Tuesday, February 12, 2013

I'm back

My blog train got derailed a little bit over the last 2 months. While I can think of several reasons for my temporary pause in writing posts on my blog, the honest reason is simply laziness. It took emails from about a dozen readers enquiring if all was well and why I had stopped blogging, to wake me up from my slumber. With my post on the impact of inflation and increase in various input costs, I am hoping to restart posting regularly. Hope I don't doze off again.

PS: The pic above is from the telugu movie "Eega" (dubbed in hindi as "Makkhi" and also in several other languages). This is one of those movies I really enjoyed watching. 

Impact of increasing food costs on the restaurant business

Over the last 3-4 years, food costs have consistently been spiralling upwards. Most food items are now atleast 15-20% more expensive than they were 3-4 years ago, with a number of products almost at double the prices (e.g. Paneer - I remember having bought Milky Mist Paneer at Rs.95/kg at Metro in early 2009. Today the price of the same is Rs.185). Same story with good quality branded ghee and several other products.

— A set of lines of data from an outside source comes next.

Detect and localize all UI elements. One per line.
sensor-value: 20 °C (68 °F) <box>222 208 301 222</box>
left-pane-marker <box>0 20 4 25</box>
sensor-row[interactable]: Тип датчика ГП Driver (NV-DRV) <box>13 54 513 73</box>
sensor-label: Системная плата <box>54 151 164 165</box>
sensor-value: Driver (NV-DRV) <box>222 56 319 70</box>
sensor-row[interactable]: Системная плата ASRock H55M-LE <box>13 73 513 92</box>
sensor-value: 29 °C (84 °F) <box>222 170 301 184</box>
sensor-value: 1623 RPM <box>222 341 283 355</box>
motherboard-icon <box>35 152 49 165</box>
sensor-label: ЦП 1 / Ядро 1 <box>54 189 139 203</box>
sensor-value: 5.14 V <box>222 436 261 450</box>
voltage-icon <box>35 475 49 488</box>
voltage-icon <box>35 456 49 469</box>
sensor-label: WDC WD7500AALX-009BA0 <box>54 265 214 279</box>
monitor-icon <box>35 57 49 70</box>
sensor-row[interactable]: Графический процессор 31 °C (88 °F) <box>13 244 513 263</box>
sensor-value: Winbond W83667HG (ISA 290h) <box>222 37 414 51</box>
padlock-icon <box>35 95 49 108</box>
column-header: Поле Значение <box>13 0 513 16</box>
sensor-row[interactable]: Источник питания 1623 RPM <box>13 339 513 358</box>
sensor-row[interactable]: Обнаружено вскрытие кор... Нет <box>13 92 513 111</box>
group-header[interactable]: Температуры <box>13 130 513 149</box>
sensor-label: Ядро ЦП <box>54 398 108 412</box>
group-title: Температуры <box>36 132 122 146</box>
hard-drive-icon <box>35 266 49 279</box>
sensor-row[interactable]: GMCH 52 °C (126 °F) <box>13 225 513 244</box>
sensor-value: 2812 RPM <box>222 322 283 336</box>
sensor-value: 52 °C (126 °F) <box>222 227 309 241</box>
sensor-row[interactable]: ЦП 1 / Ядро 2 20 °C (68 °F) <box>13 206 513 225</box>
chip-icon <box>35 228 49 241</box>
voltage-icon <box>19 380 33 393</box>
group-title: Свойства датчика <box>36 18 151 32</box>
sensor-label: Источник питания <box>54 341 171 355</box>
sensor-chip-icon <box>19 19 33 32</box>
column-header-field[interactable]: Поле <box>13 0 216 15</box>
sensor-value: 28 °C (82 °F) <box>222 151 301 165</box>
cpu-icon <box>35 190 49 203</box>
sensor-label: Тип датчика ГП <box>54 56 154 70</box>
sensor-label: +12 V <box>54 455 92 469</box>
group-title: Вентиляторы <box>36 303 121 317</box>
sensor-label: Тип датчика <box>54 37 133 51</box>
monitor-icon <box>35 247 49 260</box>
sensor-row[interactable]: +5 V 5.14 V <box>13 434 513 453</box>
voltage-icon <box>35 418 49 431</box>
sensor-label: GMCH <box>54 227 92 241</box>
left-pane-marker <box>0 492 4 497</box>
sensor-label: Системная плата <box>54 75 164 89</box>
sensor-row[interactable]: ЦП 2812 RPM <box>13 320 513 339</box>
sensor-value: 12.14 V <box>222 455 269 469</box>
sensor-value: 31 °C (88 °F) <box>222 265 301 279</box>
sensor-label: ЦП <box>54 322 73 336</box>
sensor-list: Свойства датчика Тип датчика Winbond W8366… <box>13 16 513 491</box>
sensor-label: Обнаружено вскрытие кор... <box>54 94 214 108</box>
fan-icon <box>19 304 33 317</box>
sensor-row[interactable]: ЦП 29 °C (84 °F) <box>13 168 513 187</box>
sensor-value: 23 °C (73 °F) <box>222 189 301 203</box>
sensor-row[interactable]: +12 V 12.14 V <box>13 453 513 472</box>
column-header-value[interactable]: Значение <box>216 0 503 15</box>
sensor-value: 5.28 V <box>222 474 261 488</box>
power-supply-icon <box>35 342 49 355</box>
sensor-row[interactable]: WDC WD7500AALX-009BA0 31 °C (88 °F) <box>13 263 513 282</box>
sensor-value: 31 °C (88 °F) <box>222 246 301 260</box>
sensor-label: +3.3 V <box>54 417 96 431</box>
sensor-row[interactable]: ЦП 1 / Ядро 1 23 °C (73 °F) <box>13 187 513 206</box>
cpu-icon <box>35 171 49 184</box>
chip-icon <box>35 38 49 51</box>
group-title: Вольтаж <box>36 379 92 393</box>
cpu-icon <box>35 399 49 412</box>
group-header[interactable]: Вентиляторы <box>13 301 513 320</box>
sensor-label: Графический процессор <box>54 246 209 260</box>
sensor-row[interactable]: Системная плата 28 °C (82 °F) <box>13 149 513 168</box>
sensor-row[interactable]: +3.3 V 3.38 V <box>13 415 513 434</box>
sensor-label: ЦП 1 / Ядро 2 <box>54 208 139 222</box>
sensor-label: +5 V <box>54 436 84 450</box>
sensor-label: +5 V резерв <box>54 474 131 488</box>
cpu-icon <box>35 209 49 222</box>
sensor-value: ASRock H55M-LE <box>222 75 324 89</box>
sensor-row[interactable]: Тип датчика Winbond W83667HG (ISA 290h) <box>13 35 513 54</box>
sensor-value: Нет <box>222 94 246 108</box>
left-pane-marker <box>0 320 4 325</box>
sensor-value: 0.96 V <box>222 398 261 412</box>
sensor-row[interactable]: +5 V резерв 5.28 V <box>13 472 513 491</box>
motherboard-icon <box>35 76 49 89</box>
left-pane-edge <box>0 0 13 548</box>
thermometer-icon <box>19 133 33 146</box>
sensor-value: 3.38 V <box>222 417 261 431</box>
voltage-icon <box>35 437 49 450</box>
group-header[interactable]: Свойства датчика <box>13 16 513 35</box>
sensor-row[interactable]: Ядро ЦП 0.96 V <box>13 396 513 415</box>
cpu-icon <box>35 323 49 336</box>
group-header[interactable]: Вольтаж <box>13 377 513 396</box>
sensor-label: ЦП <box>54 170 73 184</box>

The impact of such high increases is severe on the restaurant business, especially the value for money affordable food joints. Let's assume a local north indian joint. If the cost of the raw materials for a curry was 38 bucks earlier, the joint could price the item at around 100 bucks. The net sale price would be 96 bucks (after taking out 4% VAT). So the food cost would be 40%. Now if the cost of the raw materials go up by about 20% = 45 bucks. To maintain the food cost @ 40%, the new selling price would need to be 117 bucks. Now it would not be easy for the affordable food joint owner to suddenly increase prices by 17-20 bucks. This is just for a 20% increase in the cost of the raw materials. Given the prices have gone up by over 40% on an average, the local affordable & VFM food joints are no doubt in trouble.

What do I foresee for the industry in the next year? 
I can see a lot of the VFM affordable businesses struggling to stay alive. The market will slowly start accepting increased prices, but a lot of the businesses may not be able to hold on till that happens. This is because of the high increase in the food costs, plus an equally high increase in labour costs. Rentals, utilities etc. have also been very high, but even there the increases over the last 3-4 years have been significant (e.g. LPG cylinders now sell at 1700 bucks. 4 years ago the prices were at the 800 bucks level). Most businesses can absorb high cost increases in one or two of the key factors. Today, all the cost factors are coming into play, and the prices can only be increased by so much and may offset one or two of the factors.

The ones who manage to stay afloat?
The businesses which manage to survive and sustain longer should be able to grab a larger share of the customer's wallet. While the increased sales will not lead to increased profits, it should help offset the increased cost of all the input factors.

So all the affordable VFM food joints need to get their seat belts on and survive the turbulence. As the famous dialogue in "The Dark Knight", the night is darkest just before the dawn. I sure hope that this is true for the restaurant business in India.